Although Grimshaw is best known for his moonlit 'nocturnes', of British ports and the lanes of suburban Leeds, he produced in the 1870s a remarkable group of works celebrating the interiors he created at Knostrop Hall, a house he leased on the Temple Newsam estate.

These demonstrate the prevailing taste for Japanese objects. Following the dawn of the Meiji period, during which Japan, after centuries of self-imposed isolation, sought to strengthen its links with the West, Japanese textiles, fans and ceramics became a pre-requisite for fashionable, 'aesthetic' interiors. The eclecticism of this taste is shown in the richly stamped wall paper, which showed the Jacobean furniture to best advantage. The exoticism is continued in the deliberately archaic costume of the sitter who wears her hair, her gown and slippers in a pastiche of the fashions of Regency England. Everything in the interior has been carefully collected, and composed to demonstrate a refined sensibility.

In this small series of pictures of his house and garden, Grimshaw demonstrates his versatility as an artist.
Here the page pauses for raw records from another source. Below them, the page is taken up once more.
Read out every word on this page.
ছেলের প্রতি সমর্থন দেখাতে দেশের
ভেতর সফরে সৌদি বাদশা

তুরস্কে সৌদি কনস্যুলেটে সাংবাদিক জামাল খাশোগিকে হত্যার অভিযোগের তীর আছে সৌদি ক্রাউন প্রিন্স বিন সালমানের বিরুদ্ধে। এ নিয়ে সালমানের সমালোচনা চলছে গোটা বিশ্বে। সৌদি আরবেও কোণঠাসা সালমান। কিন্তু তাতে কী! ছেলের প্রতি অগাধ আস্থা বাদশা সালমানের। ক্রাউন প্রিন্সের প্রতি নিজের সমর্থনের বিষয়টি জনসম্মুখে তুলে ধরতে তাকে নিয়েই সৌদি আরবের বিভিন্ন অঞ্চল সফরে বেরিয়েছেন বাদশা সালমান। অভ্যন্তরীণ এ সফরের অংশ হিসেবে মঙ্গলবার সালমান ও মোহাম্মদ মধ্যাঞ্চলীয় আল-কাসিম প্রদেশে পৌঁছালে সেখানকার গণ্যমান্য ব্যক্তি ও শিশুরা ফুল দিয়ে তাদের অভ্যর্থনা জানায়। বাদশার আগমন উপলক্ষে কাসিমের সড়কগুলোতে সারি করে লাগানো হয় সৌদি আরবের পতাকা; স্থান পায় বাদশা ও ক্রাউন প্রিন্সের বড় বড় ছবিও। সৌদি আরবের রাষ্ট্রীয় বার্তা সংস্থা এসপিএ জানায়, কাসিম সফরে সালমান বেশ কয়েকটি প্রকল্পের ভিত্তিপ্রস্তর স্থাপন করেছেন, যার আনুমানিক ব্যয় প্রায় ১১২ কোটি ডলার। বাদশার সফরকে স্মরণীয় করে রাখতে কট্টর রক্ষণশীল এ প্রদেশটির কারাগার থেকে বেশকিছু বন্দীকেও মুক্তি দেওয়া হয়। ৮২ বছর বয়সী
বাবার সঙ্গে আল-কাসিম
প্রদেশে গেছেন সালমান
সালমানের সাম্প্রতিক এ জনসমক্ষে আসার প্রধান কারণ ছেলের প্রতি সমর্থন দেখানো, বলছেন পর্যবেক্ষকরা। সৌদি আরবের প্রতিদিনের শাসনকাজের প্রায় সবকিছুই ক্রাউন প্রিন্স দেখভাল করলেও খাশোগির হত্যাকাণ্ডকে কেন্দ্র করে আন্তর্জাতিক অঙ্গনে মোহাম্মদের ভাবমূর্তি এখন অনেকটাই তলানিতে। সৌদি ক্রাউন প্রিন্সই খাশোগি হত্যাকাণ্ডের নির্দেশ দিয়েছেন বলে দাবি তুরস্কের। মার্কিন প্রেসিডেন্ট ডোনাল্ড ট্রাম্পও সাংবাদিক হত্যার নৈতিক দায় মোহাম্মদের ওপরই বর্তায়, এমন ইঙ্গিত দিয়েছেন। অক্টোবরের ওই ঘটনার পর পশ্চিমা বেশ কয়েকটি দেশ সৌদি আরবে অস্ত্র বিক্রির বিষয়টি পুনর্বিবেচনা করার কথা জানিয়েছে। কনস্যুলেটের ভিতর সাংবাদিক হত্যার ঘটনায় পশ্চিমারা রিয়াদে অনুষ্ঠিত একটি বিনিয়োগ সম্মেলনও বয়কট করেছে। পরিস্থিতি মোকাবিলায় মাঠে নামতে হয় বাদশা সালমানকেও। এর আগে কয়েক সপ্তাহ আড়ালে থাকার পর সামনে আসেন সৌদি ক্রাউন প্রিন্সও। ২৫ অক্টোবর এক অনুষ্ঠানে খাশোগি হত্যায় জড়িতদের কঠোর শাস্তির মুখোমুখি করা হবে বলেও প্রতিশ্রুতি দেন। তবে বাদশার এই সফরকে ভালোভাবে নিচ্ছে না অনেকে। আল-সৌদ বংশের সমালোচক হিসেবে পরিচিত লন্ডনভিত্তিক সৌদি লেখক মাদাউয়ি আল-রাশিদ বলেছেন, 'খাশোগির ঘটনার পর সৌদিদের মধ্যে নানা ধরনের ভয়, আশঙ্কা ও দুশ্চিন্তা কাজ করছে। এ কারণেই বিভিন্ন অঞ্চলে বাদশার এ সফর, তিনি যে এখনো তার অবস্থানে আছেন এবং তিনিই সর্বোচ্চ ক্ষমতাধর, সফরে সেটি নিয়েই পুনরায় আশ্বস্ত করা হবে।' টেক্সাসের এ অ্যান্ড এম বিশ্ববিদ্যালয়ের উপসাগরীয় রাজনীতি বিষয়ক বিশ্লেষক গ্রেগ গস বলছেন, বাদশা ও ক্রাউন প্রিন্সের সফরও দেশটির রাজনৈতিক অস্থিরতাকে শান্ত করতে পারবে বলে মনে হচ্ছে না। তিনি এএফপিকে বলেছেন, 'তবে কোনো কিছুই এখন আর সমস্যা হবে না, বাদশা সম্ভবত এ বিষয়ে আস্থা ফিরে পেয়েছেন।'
Several carry echoes of Alma-Tadema, and Tissot, and they brought the artist to the attention of leading London galleries, such as Agnew's, who started to sell his work from the 1880s onwards. Perhaps Grimshaw's most sophisticated and celebrated interior, entitled 'Dulce Domum', is now in the collection of Lord Lloyd Webber and was exhibited at his exhibition at the Royal Academy, Pre-Raphaelite and Other Masters, 2003, no. 117.